UV LED's to achieve coral flourescence?

Mxx

Member
Does anyone use UV LED's to achieve coral flourescence?

In getting into reefs, I'd like to achieve a 'natural' looking spectrum of light (i.e. sunlight temperature light very near the surface), and the very bluish-purple saturated look common to many reef tanks is not quite my favourite as I personally find it disconcertingly unnatural looking.

So I'd like to both get the daylight look while getting coral colours to really pop. Possible solution perhaps? I'm looking at UV LED's at 365 nm. Light above 380 or 390 is visible to us, while wavelengths shorter than 320 nm are dangerous to our eyes, (and would give you a tan). So the 365 nm long-wave UV light seems like a good wavelength, as that wouldn't shift the look of the lighting too much, wouldn't be dangerous to our stock and ourselves, but would still make colours really pop. Might this work okay?

Sunlight, as well as MH light both contain UV wavelengths, so it's not as if it's something unnatural or unusual to reefs or reef tanks. If you did light your tank with a bit of medium wavelength UV light, then you would also have the corals producing colourful extra pigments to protect themselves from these wavelengths (just as we too tan in the sun). This seems a little more risky, though almost tempting to try in small amounts... The risk of too much UV light, or too much of any light in general, is of course photo-inhibition, but so long as you're not overdoing it I wouldn't guess this would be a significant risk.

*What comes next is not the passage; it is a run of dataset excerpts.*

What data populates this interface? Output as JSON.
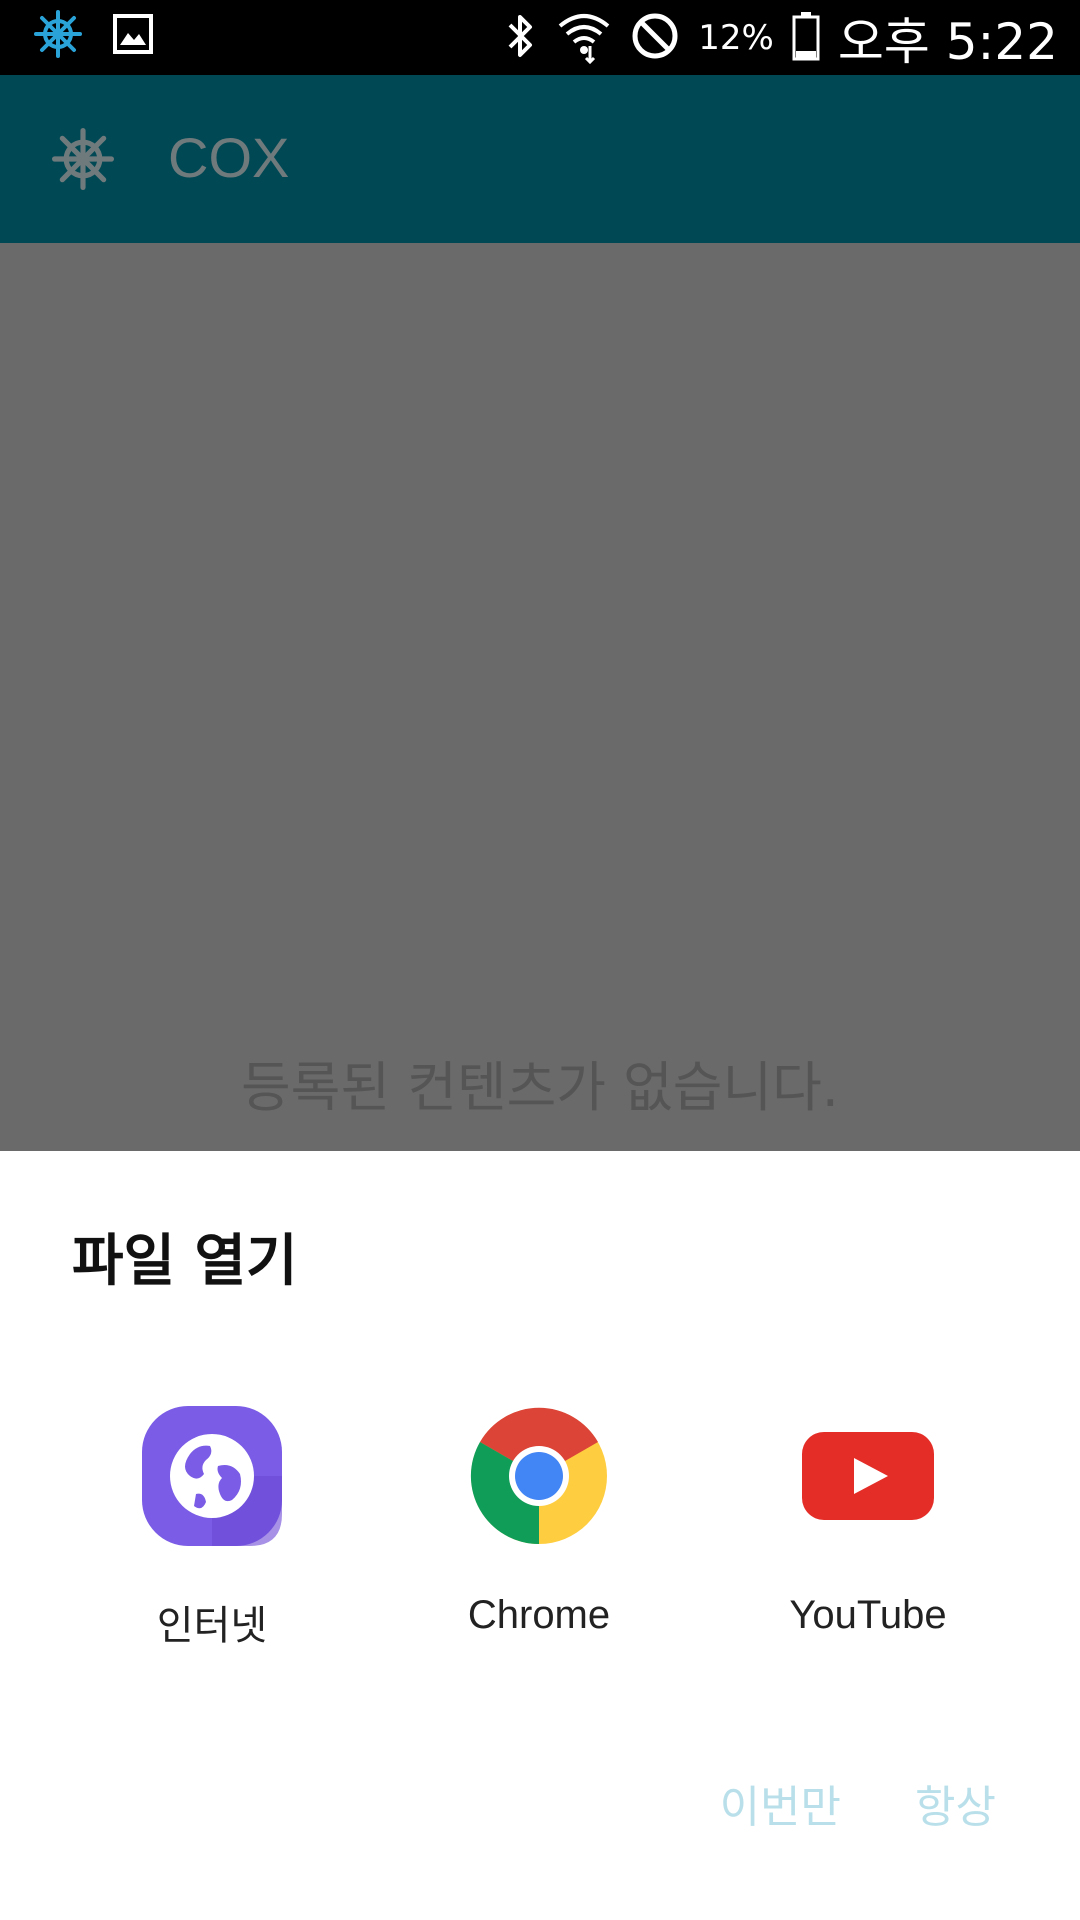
{
  "status_bar": {
    "battery_percent": "12%",
    "time": "오후 5:22",
    "icons": [
      "helm-icon",
      "image-icon",
      "bluetooth-icon",
      "wifi-icon",
      "do-not-disturb-icon",
      "battery-icon"
    ]
  },
  "app_bar": {
    "title": "COX",
    "icon": "helm-icon",
    "color": "#004954"
  },
  "content": {
    "empty_message": "등록된 컨텐츠가 없습니다."
  },
  "dialog": {
    "title": "파일 열기",
    "apps": [
      {
        "label": "인터넷",
        "icon": "samsung-internet-icon"
      },
      {
        "label": "Chrome",
        "icon": "chrome-icon"
      },
      {
        "label": "YouTube",
        "icon": "youtube-icon"
      }
    ],
    "actions": {
      "just_once": "이번만",
      "always": "항상"
    },
    "action_color": "#b9e0ea"
  }
}
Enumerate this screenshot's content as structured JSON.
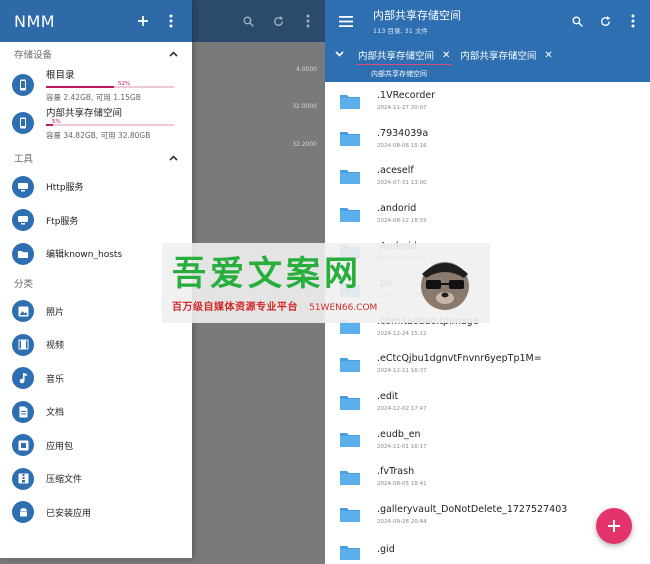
{
  "drawer": {
    "app_title": "NMM",
    "sections": {
      "storage": "存储设备",
      "tools": "工具",
      "categories": "分类"
    },
    "storage_items": [
      {
        "name": "根目录",
        "percent_label": "52%",
        "percent": 52,
        "capacity": "容量 2.42GB, 可用 1.15GB"
      },
      {
        "name": "内部共享存储空间",
        "percent_label": "5%",
        "percent": 5,
        "capacity": "容量 34.82GB, 可用 32.80GB"
      }
    ],
    "tools": [
      "Http服务",
      "Ftp服务",
      "编辑known_hosts"
    ],
    "categories": [
      "照片",
      "视频",
      "音乐",
      "文档",
      "应用包",
      "压缩文件",
      "已安装应用"
    ]
  },
  "behind_sizes": [
    "4.0000",
    "32.0000",
    "32.2000"
  ],
  "browser": {
    "title": "内部共享存储空间",
    "subtitle": "113 目录, 31 文件",
    "tabs": [
      "内部共享存储空间",
      "内部共享存储空间"
    ],
    "path": "内部共享存储空间",
    "files": [
      {
        "name": ".1VRecorder",
        "date": "2024-11-27 20:07"
      },
      {
        "name": ".7934039a",
        "date": "2024-08-06 15:16"
      },
      {
        "name": ".aceself",
        "date": "2024-07-31 13:00"
      },
      {
        "name": ".andorid",
        "date": "2024-08-12 18:55"
      },
      {
        "name": ".Android",
        "date": "2024-12-19 18:17"
      },
      {
        "name": ".bd",
        "date": "2024-12-25 10:29"
      },
      {
        "name": ".com.taobao.tpimage",
        "date": "2024-12-24 15:12"
      },
      {
        "name": ".eCtcQjbu1dgnvtFnvnr6yepTp1M=",
        "date": "2024-12-11 16:37"
      },
      {
        "name": ".edit",
        "date": "2024-12-02 17:47"
      },
      {
        "name": ".eudb_en",
        "date": "2024-11-01 16:17"
      },
      {
        "name": ".fvTrash",
        "date": "2024-08-05 18:41"
      },
      {
        "name": ".galleryvault_DoNotDelete_1727527403",
        "date": "2024-09-28 20:44"
      },
      {
        "name": ".gid",
        "date": ""
      }
    ]
  },
  "watermark": {
    "title": "吾爱文案网",
    "tagline": "百万级自媒体资源专业平台",
    "url": "51WEN66.COM"
  },
  "colors": {
    "primary": "#2e6fb2",
    "drawer_header": "#2f6aa8",
    "accent": "#e3356b",
    "progress": "#c2185b"
  }
}
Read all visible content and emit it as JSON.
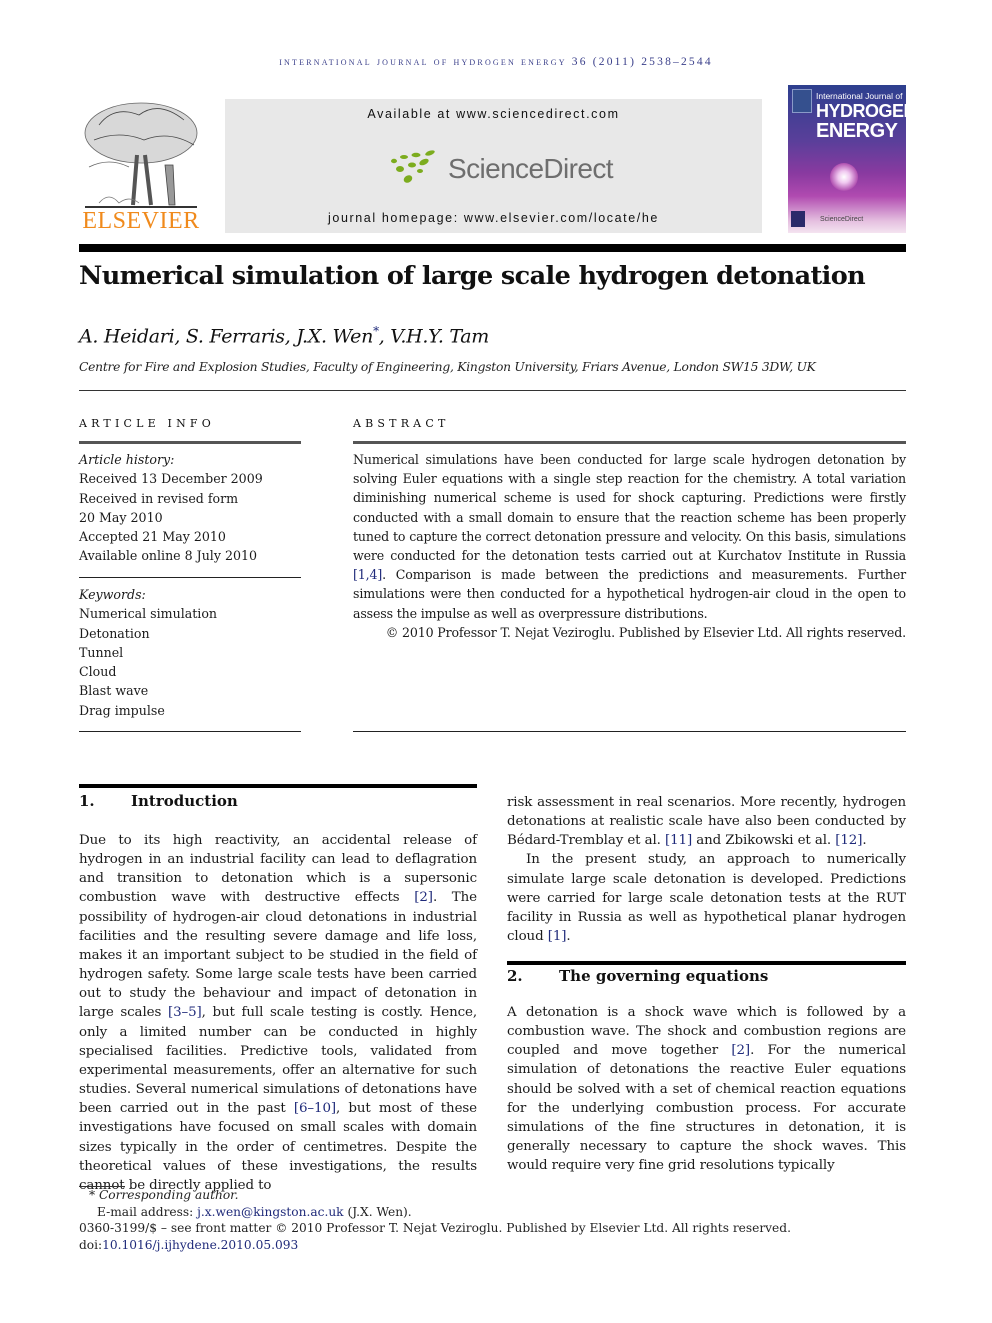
{
  "running_head": "INTERNATIONAL JOURNAL OF HYDROGEN ENERGY 36 (2011) 2538–2544",
  "publisher": {
    "logo_icon": "elsevier-tree-icon",
    "name": "ELSEVIER"
  },
  "banner": {
    "available_at": "Available at www.sciencedirect.com",
    "logo_icon": "sciencedirect-dots-icon",
    "logo_text": "ScienceDirect",
    "homepage": "journal homepage: www.elsevier.com/locate/he",
    "accent_color": "#7cac1e"
  },
  "cover": {
    "title_line1": "International Journal of",
    "title_line2": "HYDROGEN",
    "title_line3": "ENERGY",
    "footer": "ScienceDirect"
  },
  "article": {
    "title": "Numerical simulation of large scale hydrogen detonation",
    "authors": [
      "A. Heidari, ",
      "S. Ferraris, ",
      "J.X. Wen",
      ", V.H.Y. Tam"
    ],
    "corresponding_mark": "*",
    "affiliation": "Centre for Fire and Explosion Studies, Faculty of Engineering, Kingston University, Friars Avenue, London SW15 3DW, UK"
  },
  "article_info": {
    "label": "ARTICLE INFO",
    "history_label": "Article history:",
    "history": [
      "Received 13 December 2009",
      "Received in revised form",
      "20 May 2010",
      "Accepted 21 May 2010",
      "Available online 8 July 2010"
    ],
    "keywords_label": "Keywords:",
    "keywords": [
      "Numerical simulation",
      "Detonation",
      "Tunnel",
      "Cloud",
      "Blast wave",
      "Drag impulse"
    ]
  },
  "abstract": {
    "label": "ABSTRACT",
    "text_a": "Numerical simulations have been conducted for large scale hydrogen detonation by solving Euler equations with a single step reaction for the chemistry. A total variation diminishing numerical scheme is used for shock capturing. Predictions were firstly conducted with a small domain to ensure that the reaction scheme has been properly tuned to capture the correct detonation pressure and velocity. On this basis, simulations were conducted for the detonation tests carried out at Kurchatov Institute in Russia ",
    "ref_a": "[1,4]",
    "text_b": ". Comparison is made between the predictions and measurements. Further simulations were then conducted for a hypothetical hydrogen-air cloud in the open to assess the impulse as well as overpressure distributions.",
    "copyright": "© 2010 Professor T. Nejat Veziroglu. Published by Elsevier Ltd. All rights reserved."
  },
  "sections": [
    {
      "number": "1.",
      "title": "Introduction",
      "left_column": [
        "Due to its high reactivity, an accidental release of hydrogen in an industrial facility can lead to deflagration and transition to detonation which is a supersonic combustion wave with destructive effects ",
        "[2]",
        ". The possibility of hydrogen-air cloud detonations in industrial facilities and the resulting severe damage and life loss, makes it an important subject to be studied in the field of hydrogen safety. Some large scale tests have been carried out to study the behaviour and impact of detonation in large scales ",
        "[3–5]",
        ", but full scale testing is costly. Hence, only a limited number can be conducted in highly specialised facilities. Predictive tools, validated from experimental measurements, offer an alternative for such studies. Several numerical simulations of detonations have been carried out in the past ",
        "[6–10]",
        ", but most of these investigations have focused on small scales with domain sizes typically in the order of centimetres. Despite the theoretical values of these investigations, the results cannot be directly applied to"
      ],
      "right_column_p1": [
        "risk assessment in real scenarios. More recently, hydrogen detonations at realistic scale have also been conducted by Bédard-Tremblay et al. ",
        "[11]",
        " and Zbikowski et al. ",
        "[12]",
        "."
      ],
      "right_column_p2": [
        "In the present study, an approach to numerically simulate large scale detonation is developed. Predictions were carried for large scale detonation tests at the RUT facility in Russia as well as hypothetical planar hydrogen cloud ",
        "[1]",
        "."
      ]
    },
    {
      "number": "2.",
      "title": "The governing equations",
      "body": [
        "A detonation is a shock wave which is followed by a combustion wave. The shock and combustion regions are coupled and move together ",
        "[2]",
        ". For the numerical simulation of detonations the reactive Euler equations should be solved with a set of chemical reaction equations for the underlying combustion process. For accurate simulations of the fine structures in detonation, it is generally necessary to capture the shock waves. This would require very fine grid resolutions typically"
      ]
    }
  ],
  "footnotes": {
    "corresponding": "Corresponding author.",
    "email_label": "E-mail address: ",
    "email": "j.x.wen@kingston.ac.uk",
    "email_suffix": " (J.X. Wen).",
    "front_matter": "0360-3199/$ – see front matter © 2010 Professor T. Nejat Veziroglu. Published by Elsevier Ltd. All rights reserved.",
    "doi_label": "doi:",
    "doi": "10.1016/j.ijhydene.2010.05.093"
  }
}
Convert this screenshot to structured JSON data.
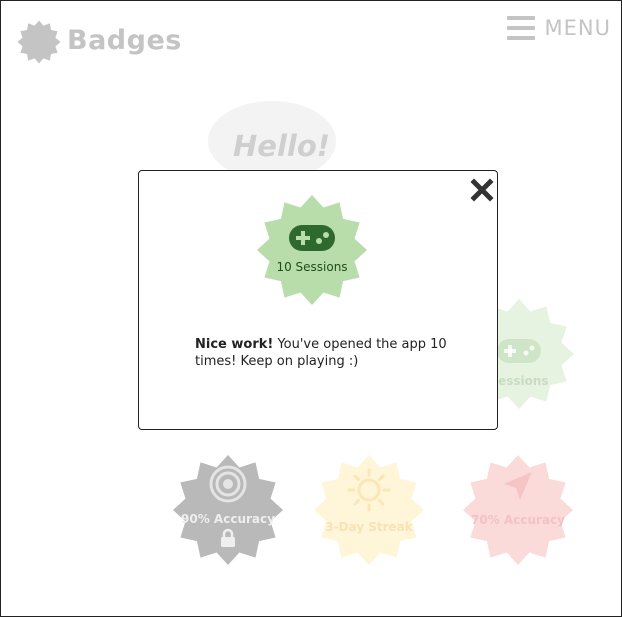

Here is a decent article on some of these matters, with some excerpts - http://reefworks.co.uk/articles/obtaining-...om-your-corals/
"Dunlap and Chalker (1986) found three S-320 compounds in Acropora formosa which absorb light between 310 and 340nm and claim that these compounds are seen in corals as violet or fluorescent pigments."
"it has been shown that UV radiation in the wavelengths also known to induce colouration in corals can result in photoinhibition when exposed at the levels given off by metal halide bulbs."


Accordingly, I was starting to think something along the lines of using the following, in the form of high-powered LED chips.
Series 1: Natural/Neutral White 5000-5500K as one series. (I want decently balanced warm enough light to get the warm colours in the tank to pop as well).
Series 2: Royal Blue
Series 3: Blue, Cyan, Violet, Ultraviolet at 365 nm - http://uk.mouser.com/ProductDetail/LedEngi...nKl2RitEyO3c=

I'd likely want to use a diffuser on the chips such as the Blue, Cyan, Violet, and Ultraviolet, to make sure they cover the entire tank relatively uniformly without any spotlighting. With the different series I could tune the overall colour temperature, intensity, and highlight colours up or down as much as I desire. In any case, it seems that Royal Blues actually do a better job than UV of getting coral colours to pop, but I wouldn't want to use too much of them, as that would overpower the look with too sterile of light, which is why I thought supplementing the RB with UV might be a good combo.

The 10K light I usually see recommended I suppose might be appropriate for large deep aquariums, where the cold lighting colour might help compensate for any yellowness to the water. However, in smaller tanks such as the 40 gallon range I have in mind, and so long as the water is kept very clear then I wouldn't have expected to need quite that cool of light colour. And 10K lighting seems to work better with MH than with LED, from what I gather thus far.

(There is also this true-UV fluorescent fixture, though I'm not yet sure what UV intensity you'd actually want and whether this would be far too much for most tanks http://glowinc.com/detail.aspx?ID=83).

P.S. I'm a noob, so bear with me if I'm way off on anything here!

P.S.S. I was at an architectural lighting expo this week and one manufacturer there had 98 CRI LED's even. So I'm speaking to them now to see if those would be available to purchase individually. 98 CRI might achieve quite a considerable jump in enabling every colour in our reefs to look quite naturally as they do under true sunlight, so that's certainly an interesting development as well.
 
As you have found in the other thread, corals colors do NOT come from UV protecting pigments.

Also, MH does not send UV into the tank. The glass shields for MH setups filter out the UV light. I don't think you will even notice a thing if you used 365nm LEDs.
 
Is it standard glass which is used for MH shields? For as per that article among other things I'd read, glass filters out the shorter waves of UV light, but not the longer UV-A rays such as those in the range of 365 nm.